Abstract

Over 2000 handaxes located in museum collections point to the archaeological importance of Warren Hill, a Lower Palaeolithic site in the path of the pre-Anglian Bytham River in East Anglia that was worked for gravel until about 1950. Yet apart from the initial report by Solomon (1933), detailed archaeological study was not undertaken until 2002. This report describes the surface fieldwalking carried out from 1964 to the time of the 2002 excavations, during which over 400 Palaeolithic artefacts have been recovered. Over 92% of these are flakes, some retouched, thus redressing the bias towards handaxes in the museum collections, and suggesting that flake tools played a major role in Lower Palaeolithic daily life. Also represented are notched pieces, scrapers, cores and a few Neolithic flakes. The surface comprises a lag deposit in which artefacts are concentrated in two main zones, contrasting with the subsurface material which is sparse and well-spread through the lithostratigraphy. The Palaeolithic artefacts are mostly rolled and edge-damaged, and patination is variable, suggesting a complex history. The two types of handaxe noted by Solomon – crude and fine – are confirmed.
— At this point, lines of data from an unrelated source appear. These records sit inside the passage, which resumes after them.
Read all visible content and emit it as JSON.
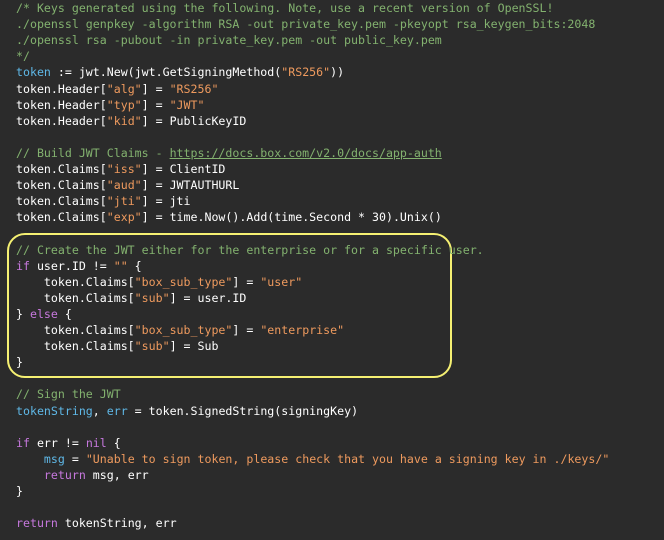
{
  "lines": [
    [
      {
        "t": "/* Keys generated using the following. Note, use a recent version of OpenSSL!",
        "c": "c"
      }
    ],
    [
      {
        "t": "./openssl genpkey -algorithm RSA -out private_key.pem -pkeyopt rsa_keygen_bits:2048",
        "c": "c"
      }
    ],
    [
      {
        "t": "./openssl rsa -pubout -in private_key.pem -out public_key.pem",
        "c": "c"
      }
    ],
    [
      {
        "t": "*/",
        "c": "c"
      }
    ],
    [
      {
        "t": "token",
        "c": "f"
      },
      {
        "t": " := jwt.New(jwt.GetSigningMethod(",
        "c": "w"
      },
      {
        "t": "\"RS256\"",
        "c": "s"
      },
      {
        "t": "))",
        "c": "w"
      }
    ],
    [
      {
        "t": "token.Header[",
        "c": "w"
      },
      {
        "t": "\"alg\"",
        "c": "s"
      },
      {
        "t": "] = ",
        "c": "w"
      },
      {
        "t": "\"RS256\"",
        "c": "s"
      }
    ],
    [
      {
        "t": "token.Header[",
        "c": "w"
      },
      {
        "t": "\"typ\"",
        "c": "s"
      },
      {
        "t": "] = ",
        "c": "w"
      },
      {
        "t": "\"JWT\"",
        "c": "s"
      }
    ],
    [
      {
        "t": "token.Header[",
        "c": "w"
      },
      {
        "t": "\"kid\"",
        "c": "s"
      },
      {
        "t": "] = PublicKeyID",
        "c": "w"
      }
    ],
    [],
    [
      {
        "t": "// Build JWT Claims - ",
        "c": "c"
      },
      {
        "t": "https://docs.box.com/v2.0/docs/app-auth",
        "c": "u"
      }
    ],
    [
      {
        "t": "token.Claims[",
        "c": "w"
      },
      {
        "t": "\"iss\"",
        "c": "s"
      },
      {
        "t": "] = ClientID",
        "c": "w"
      }
    ],
    [
      {
        "t": "token.Claims[",
        "c": "w"
      },
      {
        "t": "\"aud\"",
        "c": "s"
      },
      {
        "t": "] = JWTAUTHURL",
        "c": "w"
      }
    ],
    [
      {
        "t": "token.Claims[",
        "c": "w"
      },
      {
        "t": "\"jti\"",
        "c": "s"
      },
      {
        "t": "] = jti",
        "c": "w"
      }
    ],
    [
      {
        "t": "token.Claims[",
        "c": "w"
      },
      {
        "t": "\"exp\"",
        "c": "s"
      },
      {
        "t": "] = time.Now().Add(time.Second * ",
        "c": "w"
      },
      {
        "t": "30",
        "c": "num"
      },
      {
        "t": ").Unix()",
        "c": "w"
      }
    ],
    [],
    [
      {
        "t": "// Create the JWT either for the enterprise or for a specific user.",
        "c": "c"
      }
    ],
    [
      {
        "t": "if",
        "c": "k"
      },
      {
        "t": " user.ID != ",
        "c": "w"
      },
      {
        "t": "\"\"",
        "c": "s"
      },
      {
        "t": " {",
        "c": "w"
      }
    ],
    [
      {
        "t": "    token.Claims[",
        "c": "w"
      },
      {
        "t": "\"box_sub_type\"",
        "c": "s"
      },
      {
        "t": "] = ",
        "c": "w"
      },
      {
        "t": "\"user\"",
        "c": "s"
      }
    ],
    [
      {
        "t": "    token.Claims[",
        "c": "w"
      },
      {
        "t": "\"sub\"",
        "c": "s"
      },
      {
        "t": "] = user.ID",
        "c": "w"
      }
    ],
    [
      {
        "t": "} ",
        "c": "w"
      },
      {
        "t": "else",
        "c": "k"
      },
      {
        "t": " {",
        "c": "w"
      }
    ],
    [
      {
        "t": "    token.Claims[",
        "c": "w"
      },
      {
        "t": "\"box_sub_type\"",
        "c": "s"
      },
      {
        "t": "] = ",
        "c": "w"
      },
      {
        "t": "\"enterprise\"",
        "c": "s"
      }
    ],
    [
      {
        "t": "    token.Claims[",
        "c": "w"
      },
      {
        "t": "\"sub\"",
        "c": "s"
      },
      {
        "t": "] = Sub",
        "c": "w"
      }
    ],
    [
      {
        "t": "}",
        "c": "w"
      }
    ],
    [],
    [
      {
        "t": "// Sign the JWT",
        "c": "c"
      }
    ],
    [
      {
        "t": "tokenString",
        "c": "f"
      },
      {
        "t": ", ",
        "c": "w"
      },
      {
        "t": "err",
        "c": "f"
      },
      {
        "t": " = token.SignedString(signingKey)",
        "c": "w"
      }
    ],
    [],
    [
      {
        "t": "if",
        "c": "k"
      },
      {
        "t": " err != ",
        "c": "w"
      },
      {
        "t": "nil",
        "c": "k"
      },
      {
        "t": " {",
        "c": "w"
      }
    ],
    [
      {
        "t": "    ",
        "c": "w"
      },
      {
        "t": "msg",
        "c": "f"
      },
      {
        "t": " = ",
        "c": "w"
      },
      {
        "t": "\"Unable to sign token, please check that you have a signing key in ./keys/\"",
        "c": "s"
      }
    ],
    [
      {
        "t": "    ",
        "c": "w"
      },
      {
        "t": "return",
        "c": "k"
      },
      {
        "t": " msg, err",
        "c": "w"
      }
    ],
    [
      {
        "t": "}",
        "c": "w"
      }
    ],
    [],
    [
      {
        "t": "return",
        "c": "k"
      },
      {
        "t": " tokenString, err",
        "c": "w"
      }
    ]
  ]
}
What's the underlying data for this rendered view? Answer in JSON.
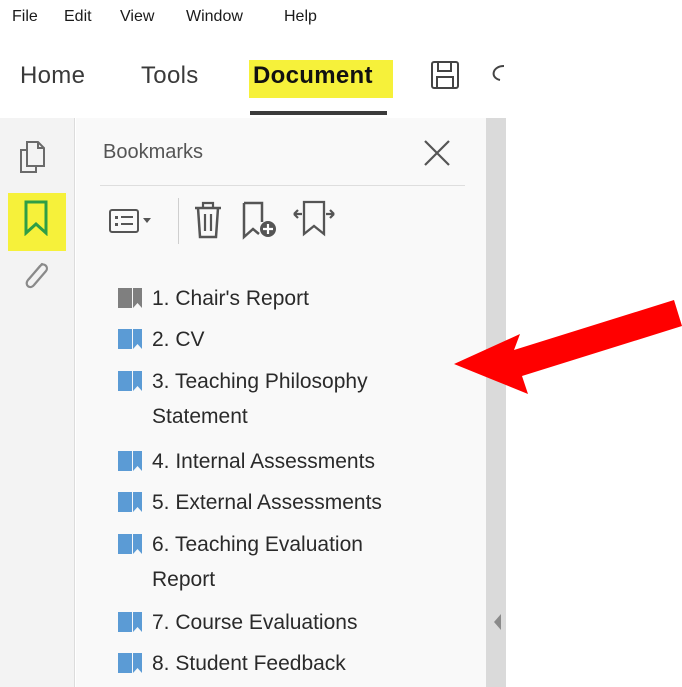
{
  "menu": {
    "items": [
      "File",
      "Edit",
      "View",
      "Window",
      "Help"
    ]
  },
  "tabs": {
    "home": "Home",
    "tools": "Tools",
    "document": "Document"
  },
  "panel": {
    "title": "Bookmarks",
    "bookmarks": [
      {
        "label": "1. Chair's Report",
        "label2": ""
      },
      {
        "label": "2. CV",
        "label2": ""
      },
      {
        "label": "3. Teaching Philosophy",
        "label2": "Statement"
      },
      {
        "label": "4. Internal Assessments",
        "label2": ""
      },
      {
        "label": "5. External Assessments",
        "label2": ""
      },
      {
        "label": "6. Teaching Evaluation",
        "label2": "Report"
      },
      {
        "label": "7. Course Evaluations",
        "label2": ""
      },
      {
        "label": "8. Student Feedback",
        "label2": ""
      }
    ]
  },
  "icons": {
    "rail": [
      "pages-icon",
      "bookmark-icon",
      "attachment-icon"
    ],
    "toolbar": [
      "options-menu-icon",
      "delete-bookmark-icon",
      "new-bookmark-icon",
      "expand-bookmark-icon"
    ],
    "header": [
      "save-icon",
      "close-icon"
    ]
  },
  "colors": {
    "highlight": "#f6f13a",
    "arrow": "#ff0000",
    "bookmark_icon": "#5b9bd5",
    "first_bookmark_icon": "#7f7f7f",
    "scrollbar": "#dadada"
  }
}
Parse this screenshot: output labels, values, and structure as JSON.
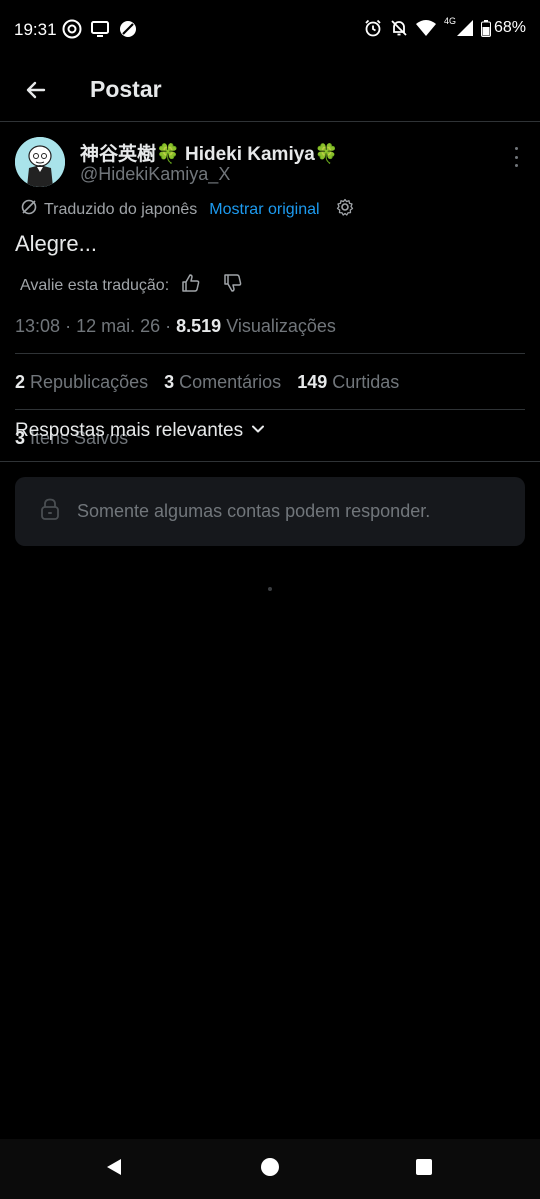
{
  "status_bar": {
    "time": "19:31",
    "network": "4G",
    "battery": "68%",
    "icons": [
      "threads-icon",
      "cast-icon",
      "blocked-icon",
      "alarm-icon",
      "bell-off-icon",
      "wifi-icon",
      "signal-icon",
      "battery-icon"
    ]
  },
  "top_bar": {
    "title": "Postar",
    "back_icon": "arrow-left-icon"
  },
  "post": {
    "author": {
      "name_jp": "神谷英樹",
      "name_en": "Hideki Kamiya",
      "clover": "🍀",
      "handle": "@HidekiKamiya_X"
    },
    "translation": {
      "label": "Traduzido do japonês",
      "show_original": "Mostrar original"
    },
    "text": "Alegre...",
    "rate": {
      "label": "Avalie esta tradução:"
    },
    "meta": {
      "time": "13:08",
      "date": "12 mai. 26",
      "views_count": "8.519",
      "views_label": "Visualizações"
    },
    "stats": {
      "reposts_count": "2",
      "reposts_label": "Republicações",
      "comments_count": "3",
      "comments_label": "Comentários",
      "likes_count": "149",
      "likes_label": "Curtidas",
      "saved_count": "3",
      "saved_label": "Itens Salvos"
    }
  },
  "replies": {
    "sort_label": "Respostas mais relevantes",
    "restricted_text": "Somente algumas contas podem responder."
  },
  "colors": {
    "background": "#000000",
    "accent": "#1d9bf0",
    "muted": "#71767b",
    "text": "#e7e9ea"
  }
}
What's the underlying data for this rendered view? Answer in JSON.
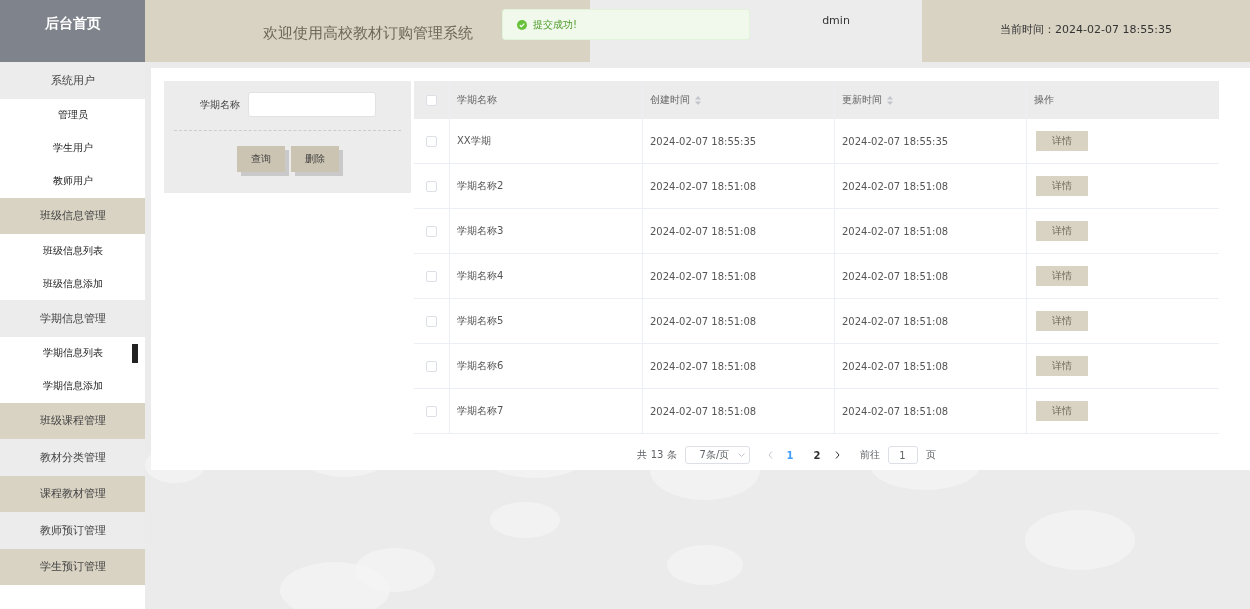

The preservation of typological integrity amongst surface finds that appear to lie in the path of a major fluvial feature is either a relic of humanly assembled, pre-Anglian bankside clusters eroded into the stream, or it may signal the arrival of post-Anglian humans who discovered a lag deposit rich in artefacts and flint clasts and proceeded to use, resharpen and re-arrange them. The dense clustering noted at Warren Hill is placed in a world context. Amongst the surface gravels an assemblage of flakes together with early 20th century rubbish was discovered; it is interpreted as a collector's dump of unsaleable artefacts.